At a long conference table in a sleek Campus Commons office building, Muizelaar and Schrot, accompanied by their attorneys, answered questions about the procedures, the investigations and their futures.
Both neurosurgeons continued to assert they were never performing research or doing any kind of clinical trial when they treated the three patients. They deny there was any master plan or secret agenda.
Instead, they say, they were only trying to give their patients a last-ditch option for a predictably horrible disease.
"I was simply thinking that I could help patients," Muizelaar said. "My whole medical practice is guided by actually only one principle, namely: What would I do for my mother, my son, myself?"
Muizelaar said he never believed the procedure could be patented and only pursued the matter at a colleague's suggestion, thinking he was following proper internal procedures for inventions.
The doctors said they are pleased that the university adopted a new innovative care policy. But they said they believe their consent process was thorough and fair and expressed disappointment that two families threatened to sue before receiving settlements.
"I felt I went overboard talking about all the risks that were involved," Schrot said.
Muizelaar and Schrot were especially critical of the report to the vice provost of academic affairs, prepared by Ikemoto, the UC Davis School of Law specialist in bioethics and health care.
In his seven-page response, Muizelaar complained that the Ikemoto report "is presented in as negative (a) light as possible." For instance, he wrote, Ikemoto failed to mention that Patient 2 "lived almost a year longer than expected."
"If Professor Ikemoto's assumptions and findings were to guide medical treatment policy in the future, terminal patients with no hope of recovery will have only the option of hospice and death available to them," Muizelaar wrote. "Innovative care will be mired in committee reviews and delays while the patients die."
Muizelaar said Friday he also believes that campus politics influenced the outcome. The Dutch-born neurosurgeon, who has been at the medical school since 1997, said that strained relations between the main campus and the School of Medicine – which tripled its outside research funding during the last decade – likely contributed to his demise.
"Katehi wants to establish her authority over the medical school," Muizelaar said. "And one way to do it is to get rid of some people she doesn't like and showing that she's the boss."
In his nine-page response, Schrot charged that Ikemoto had "misinterpreted, misconstrued or overlooked critical factual evidence in reaching her conclusions."
Schrot stressed to The Bee – and to the university – that all three patients were Dr. Muizelaar's, not his, and that he had had "no role in recruiting" any of them. Schrot went on to say it was Muizelaar who performed the actual procedures, implanting the bacteria into the patients, while he had no surgical role in the operating room.

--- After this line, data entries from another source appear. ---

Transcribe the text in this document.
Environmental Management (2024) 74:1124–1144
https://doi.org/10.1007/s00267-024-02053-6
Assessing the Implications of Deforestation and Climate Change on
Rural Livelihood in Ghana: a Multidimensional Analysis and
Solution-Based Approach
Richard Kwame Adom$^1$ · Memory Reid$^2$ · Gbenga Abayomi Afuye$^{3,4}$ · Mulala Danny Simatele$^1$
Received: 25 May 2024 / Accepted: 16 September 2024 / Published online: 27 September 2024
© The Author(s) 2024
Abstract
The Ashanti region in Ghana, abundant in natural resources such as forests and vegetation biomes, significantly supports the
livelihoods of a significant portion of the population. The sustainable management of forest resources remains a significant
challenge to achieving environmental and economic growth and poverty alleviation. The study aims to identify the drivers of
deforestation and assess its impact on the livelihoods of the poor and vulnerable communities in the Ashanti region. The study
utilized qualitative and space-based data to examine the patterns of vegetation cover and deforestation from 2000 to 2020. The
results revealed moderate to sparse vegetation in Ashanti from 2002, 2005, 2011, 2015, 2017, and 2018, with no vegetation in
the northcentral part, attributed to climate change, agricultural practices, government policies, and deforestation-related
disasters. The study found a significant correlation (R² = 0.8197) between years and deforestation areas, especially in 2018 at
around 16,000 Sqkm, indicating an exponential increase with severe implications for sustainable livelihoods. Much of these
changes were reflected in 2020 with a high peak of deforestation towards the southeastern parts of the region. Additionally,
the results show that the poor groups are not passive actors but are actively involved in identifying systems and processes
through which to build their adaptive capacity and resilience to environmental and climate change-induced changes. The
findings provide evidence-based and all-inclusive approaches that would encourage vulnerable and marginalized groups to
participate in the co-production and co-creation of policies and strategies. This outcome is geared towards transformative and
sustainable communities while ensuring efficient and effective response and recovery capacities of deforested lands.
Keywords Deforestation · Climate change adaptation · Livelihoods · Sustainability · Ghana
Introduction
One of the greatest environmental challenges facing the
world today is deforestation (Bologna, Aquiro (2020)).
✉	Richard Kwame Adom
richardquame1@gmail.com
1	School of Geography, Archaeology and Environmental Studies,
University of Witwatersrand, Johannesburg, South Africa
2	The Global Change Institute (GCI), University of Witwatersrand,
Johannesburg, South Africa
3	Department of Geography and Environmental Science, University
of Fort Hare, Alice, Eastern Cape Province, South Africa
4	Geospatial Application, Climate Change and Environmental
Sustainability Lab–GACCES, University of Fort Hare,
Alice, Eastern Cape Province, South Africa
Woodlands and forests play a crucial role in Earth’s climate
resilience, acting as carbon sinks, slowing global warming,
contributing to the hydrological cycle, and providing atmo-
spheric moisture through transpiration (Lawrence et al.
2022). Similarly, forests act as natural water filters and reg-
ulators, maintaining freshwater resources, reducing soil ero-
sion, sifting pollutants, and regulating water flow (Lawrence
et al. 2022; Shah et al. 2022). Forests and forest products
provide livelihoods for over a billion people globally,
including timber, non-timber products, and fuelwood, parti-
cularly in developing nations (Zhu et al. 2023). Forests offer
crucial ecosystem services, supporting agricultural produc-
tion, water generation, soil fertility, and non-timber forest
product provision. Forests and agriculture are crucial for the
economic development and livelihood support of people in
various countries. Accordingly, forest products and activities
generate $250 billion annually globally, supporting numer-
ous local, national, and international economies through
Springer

"Thus the central accusation against me – that I infected patients with bacteria in contravention of (university) regulations – is simply false," stated Schrot, who began his residency at the school in 1999 and later was hired onto the faculty by Muizelaar.
In her response, Ikemoto dismissed Schrot's contention that the patients were all Muizelaar's as being "not significant or relevant," since she determined that Schrot had an "extensive role" in all the cases, from drafting consent forms to meeting with families to organizing delivery of the bacteria to the operating room.
On Friday, both neurosurgeons said they are moving on.
As Schrot's last week of work approaches, he said he is exploring his options and plans to continue work as a neurosurgeon. He said he is not angry or embittered and remains "very fond of people at UC Davis."
At 66, Muizelaar said he is not ready to retire and hopes to be working soon at another academic center. He said he has heard from a number of former residents and colleagues, saying, "Hey, we need you, we want somebody like you on our faculty."
"Neurosurgeons like to work," Muizelaar said, "and I do, too."